3.4 Methods for data collection
3.4.1 Data collection method
McQueen and Knussen (2002) note that several data collection methods are associated with qualitative studies and the aim of this section is to evaluate some of the methods offered to social inquirers. A focus group is recognised as producing a high level of data accuracy, however, this method was dismissed for practical reasons as it would prove very difficult to secure a reasonable number of CIOs in the same place and at the same time. As noted by McCracken (1988: 10), ‘respondents lead hectic, deeply segmented, and privacy-centered lives. Even the most willing of them have only limited time and attention to give to the investigator’. In addition, since CIOs were requested to reflect upon their own role and contribution, it was anticipated that CIOs would be more willing to discuss some of the issues on a one-on-one basis rather than amongst their peers.

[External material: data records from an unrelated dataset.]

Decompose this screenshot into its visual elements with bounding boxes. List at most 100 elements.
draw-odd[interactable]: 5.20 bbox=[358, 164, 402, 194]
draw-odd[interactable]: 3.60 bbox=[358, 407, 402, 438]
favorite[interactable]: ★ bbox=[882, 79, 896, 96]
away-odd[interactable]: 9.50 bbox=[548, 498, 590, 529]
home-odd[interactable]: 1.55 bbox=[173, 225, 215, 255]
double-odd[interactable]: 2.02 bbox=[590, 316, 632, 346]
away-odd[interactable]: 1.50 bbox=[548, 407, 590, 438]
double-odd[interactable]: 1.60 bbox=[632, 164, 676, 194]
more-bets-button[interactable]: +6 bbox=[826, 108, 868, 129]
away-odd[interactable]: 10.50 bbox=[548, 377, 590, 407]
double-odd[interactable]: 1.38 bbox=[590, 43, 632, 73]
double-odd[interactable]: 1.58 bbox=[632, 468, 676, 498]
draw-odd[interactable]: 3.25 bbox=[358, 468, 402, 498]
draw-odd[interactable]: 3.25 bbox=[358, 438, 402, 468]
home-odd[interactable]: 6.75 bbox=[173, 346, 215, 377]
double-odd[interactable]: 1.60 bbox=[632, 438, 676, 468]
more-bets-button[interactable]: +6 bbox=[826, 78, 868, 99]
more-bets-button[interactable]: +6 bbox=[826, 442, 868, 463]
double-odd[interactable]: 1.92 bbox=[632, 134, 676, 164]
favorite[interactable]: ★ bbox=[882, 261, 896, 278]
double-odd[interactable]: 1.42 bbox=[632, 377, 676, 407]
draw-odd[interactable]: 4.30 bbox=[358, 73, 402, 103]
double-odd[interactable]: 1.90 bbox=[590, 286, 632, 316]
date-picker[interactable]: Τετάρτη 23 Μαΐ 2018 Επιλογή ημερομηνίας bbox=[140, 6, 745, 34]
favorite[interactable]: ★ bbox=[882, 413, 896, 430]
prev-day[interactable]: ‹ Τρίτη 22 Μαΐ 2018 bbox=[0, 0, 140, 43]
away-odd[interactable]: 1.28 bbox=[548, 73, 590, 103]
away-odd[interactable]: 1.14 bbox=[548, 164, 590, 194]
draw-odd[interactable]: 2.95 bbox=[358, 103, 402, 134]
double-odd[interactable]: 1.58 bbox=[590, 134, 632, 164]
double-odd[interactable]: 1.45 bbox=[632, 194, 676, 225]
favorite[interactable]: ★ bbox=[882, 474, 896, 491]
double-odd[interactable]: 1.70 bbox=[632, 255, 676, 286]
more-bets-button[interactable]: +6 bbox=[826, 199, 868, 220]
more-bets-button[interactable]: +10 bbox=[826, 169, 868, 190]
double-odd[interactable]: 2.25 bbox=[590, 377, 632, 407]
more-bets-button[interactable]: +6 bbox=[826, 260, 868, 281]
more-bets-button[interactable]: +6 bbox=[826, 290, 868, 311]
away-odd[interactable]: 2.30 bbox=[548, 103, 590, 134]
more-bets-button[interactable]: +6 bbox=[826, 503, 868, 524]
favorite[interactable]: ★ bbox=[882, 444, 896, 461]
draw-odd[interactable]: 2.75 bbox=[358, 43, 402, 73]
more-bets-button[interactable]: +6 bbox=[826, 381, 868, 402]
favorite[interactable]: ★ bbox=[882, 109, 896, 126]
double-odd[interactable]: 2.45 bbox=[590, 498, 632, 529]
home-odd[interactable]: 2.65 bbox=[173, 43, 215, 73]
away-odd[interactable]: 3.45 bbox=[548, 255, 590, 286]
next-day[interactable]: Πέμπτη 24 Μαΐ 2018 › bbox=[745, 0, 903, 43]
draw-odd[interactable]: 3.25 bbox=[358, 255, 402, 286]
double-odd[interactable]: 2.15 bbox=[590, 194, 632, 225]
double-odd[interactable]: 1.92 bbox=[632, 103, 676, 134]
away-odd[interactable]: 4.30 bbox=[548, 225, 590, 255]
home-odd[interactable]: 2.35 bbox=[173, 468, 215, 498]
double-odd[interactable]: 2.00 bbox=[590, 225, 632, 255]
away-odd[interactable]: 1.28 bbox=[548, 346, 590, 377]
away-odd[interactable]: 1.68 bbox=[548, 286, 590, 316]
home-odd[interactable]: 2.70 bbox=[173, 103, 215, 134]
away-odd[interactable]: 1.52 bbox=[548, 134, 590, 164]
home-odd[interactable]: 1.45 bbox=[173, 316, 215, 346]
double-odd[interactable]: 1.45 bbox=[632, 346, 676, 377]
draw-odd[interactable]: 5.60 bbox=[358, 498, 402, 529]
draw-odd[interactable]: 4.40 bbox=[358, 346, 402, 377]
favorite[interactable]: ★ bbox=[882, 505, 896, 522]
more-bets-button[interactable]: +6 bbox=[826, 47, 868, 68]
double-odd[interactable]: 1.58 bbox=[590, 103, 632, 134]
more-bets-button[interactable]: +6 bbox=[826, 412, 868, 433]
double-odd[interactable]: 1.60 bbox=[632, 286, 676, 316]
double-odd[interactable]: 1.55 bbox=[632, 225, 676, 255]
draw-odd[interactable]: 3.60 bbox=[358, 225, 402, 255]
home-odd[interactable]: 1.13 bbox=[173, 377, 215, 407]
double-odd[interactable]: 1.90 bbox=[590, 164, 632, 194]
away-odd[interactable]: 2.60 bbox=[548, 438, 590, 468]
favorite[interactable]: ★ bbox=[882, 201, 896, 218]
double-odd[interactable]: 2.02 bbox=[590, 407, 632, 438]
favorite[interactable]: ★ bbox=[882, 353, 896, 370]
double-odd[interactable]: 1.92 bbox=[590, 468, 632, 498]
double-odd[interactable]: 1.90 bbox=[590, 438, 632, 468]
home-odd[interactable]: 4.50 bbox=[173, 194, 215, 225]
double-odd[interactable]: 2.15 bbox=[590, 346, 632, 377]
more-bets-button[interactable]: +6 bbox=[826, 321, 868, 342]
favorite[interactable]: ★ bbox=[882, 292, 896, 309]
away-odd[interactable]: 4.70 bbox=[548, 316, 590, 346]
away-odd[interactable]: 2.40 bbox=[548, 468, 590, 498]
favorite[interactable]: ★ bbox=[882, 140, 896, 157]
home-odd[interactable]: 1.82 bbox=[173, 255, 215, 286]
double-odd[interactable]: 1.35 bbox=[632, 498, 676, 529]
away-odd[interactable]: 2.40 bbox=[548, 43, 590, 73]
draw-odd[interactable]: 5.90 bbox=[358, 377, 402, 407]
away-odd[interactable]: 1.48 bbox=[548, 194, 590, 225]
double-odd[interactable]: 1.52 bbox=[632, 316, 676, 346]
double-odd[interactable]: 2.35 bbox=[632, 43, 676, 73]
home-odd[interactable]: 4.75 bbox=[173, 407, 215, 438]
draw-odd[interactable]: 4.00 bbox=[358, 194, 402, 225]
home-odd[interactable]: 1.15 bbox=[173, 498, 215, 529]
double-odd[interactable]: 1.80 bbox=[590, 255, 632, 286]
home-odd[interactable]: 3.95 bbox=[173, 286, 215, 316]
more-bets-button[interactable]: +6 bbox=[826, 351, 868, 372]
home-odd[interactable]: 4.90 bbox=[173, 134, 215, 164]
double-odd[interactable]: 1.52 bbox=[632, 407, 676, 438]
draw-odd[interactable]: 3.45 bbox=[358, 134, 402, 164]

Participant observation is another qualitative data collection method. This method gained much popularity in the 1970s but was dismissed on the basis that finding CIOs willing to participate would have been challenging and this would have involved travelling to the participants’ site, which is inconvenient for a part-time researcher.
Taking into account practical and theoretical elements, the researcher opted for the interview process as the method for data collection. McCracken (1988:9) suggests that interviewing participants is ‘one of the most powerful methods in the qualitative armory’. Acquiring access to a community of professionals can be a challenging task, however, one must not underestimate the therapeutic character of this research study. As pointed out by Ackroyd and Hughes (1981: 80), ‘the interviewer is giving the respondent a chance to talk anonymously without fear of contradiction, signs of boredom, disagreement, disapproval, and so on, often about deeply personal matters; a temptation that few of us would not be able to resist’. The researcher’s experience of working with CIOs enabled a unique understanding of the CIO role and proved particularly useful when establishing a trusted relationship with research participants.
Berg (2007) also acknowledges the therapeutic value offered to interviewees and argues that participants agree to participate for various reasons; curiosity, potential therapeutic benefits or desire to share experiences that they have not felt comfortable sharing with anyone else before. Stewart (2003) while discussing her experience with qualitative research methods also notes that often in qualitative research, participants find it useful to be questioned about their role.
According to McCracken (1988: 9), interviewing is the only data collection method that takes inquirers ‘into the mental world of the individual’ and shows to the inquirer how individuals experience and perceive the social world. On a more practical level, Hakim (1987) posits that in-depth interviews can be done with relatively small budgets, and consequently it is the ideal method for self-funded research studies.
McQueen and Knussen (2002) point out that are many types of interviews, the most common ones being structured and unstructured interviews (or open interviews). Open- interviews are very powerful, but require inquirers to have a strong understanding of their research topic and to be comfortable having this kind of interaction. Ackroyd and Hughes (1981) assert that semi-structured interviews allow for more flexibility and enable the interviewer to probe beyond specific questions. Rodham (2000) suggests that semi- structured interviews allow for a certain level of structure whilst still being sufficiently flexible to allow spontaneous contributions.
Berg (2007) and McQueen and Knussen (2002) note that despite having to follow a structured set of questions, participants in semi-structured interviews are given the freedom to digress to use real-life examples illustrating some of the points that are being made. As noted by Berg (2007), probing questions are particularly useful to draw out a complete story from participants. In the context of this PhD research study, the researcher has used probing questions to encourage participants to elaborate on their responses. The researcher found probing questions particularly useful to draw a complete picture of a
specific situation narrated by the research participants. The probing questions used by the researcher are illustrated in the interview sample presented in Appendix C.
According to McCracken (1988), interview questionnaires are particularly helpful to inquirers and serve different purposes, most importantly they allow researchers to fully concentrate and ‘take part in the conversation in a natural way’ (Burns, 2000: 429). Interview questionnaires also ensure that inquirers conduct each interview in the same way and that each question is posed in the same order. In the context of this PhD research study, semi-structured questionnaires were used as interviewing guidelines (Appendix B).
Out of the 25 in-depth interviews, 22 were conducted over the phone, a method that given the role, level of responsibilities and geographic locations of participants was the only viable option. As noted by Hagan (2006) telephone interviews can have a certain number of advantages, such as being low costs, a non-negligible aspect in partly self-funded studies.
In conclusion, the choice of in-depth interviews has proven to be a highly rewarding method (for both the researcher and the participants). However, it is important to recognise the effort required when conducting in-depth interviews. As noted by McCracken (1988), the inquirers’ level of attention being at its peak means that this process is extraordinarily draining. Berg (2007) asserts that during the interviewing process, inquirers have to simultaneously play the role of actor, director and choreographer.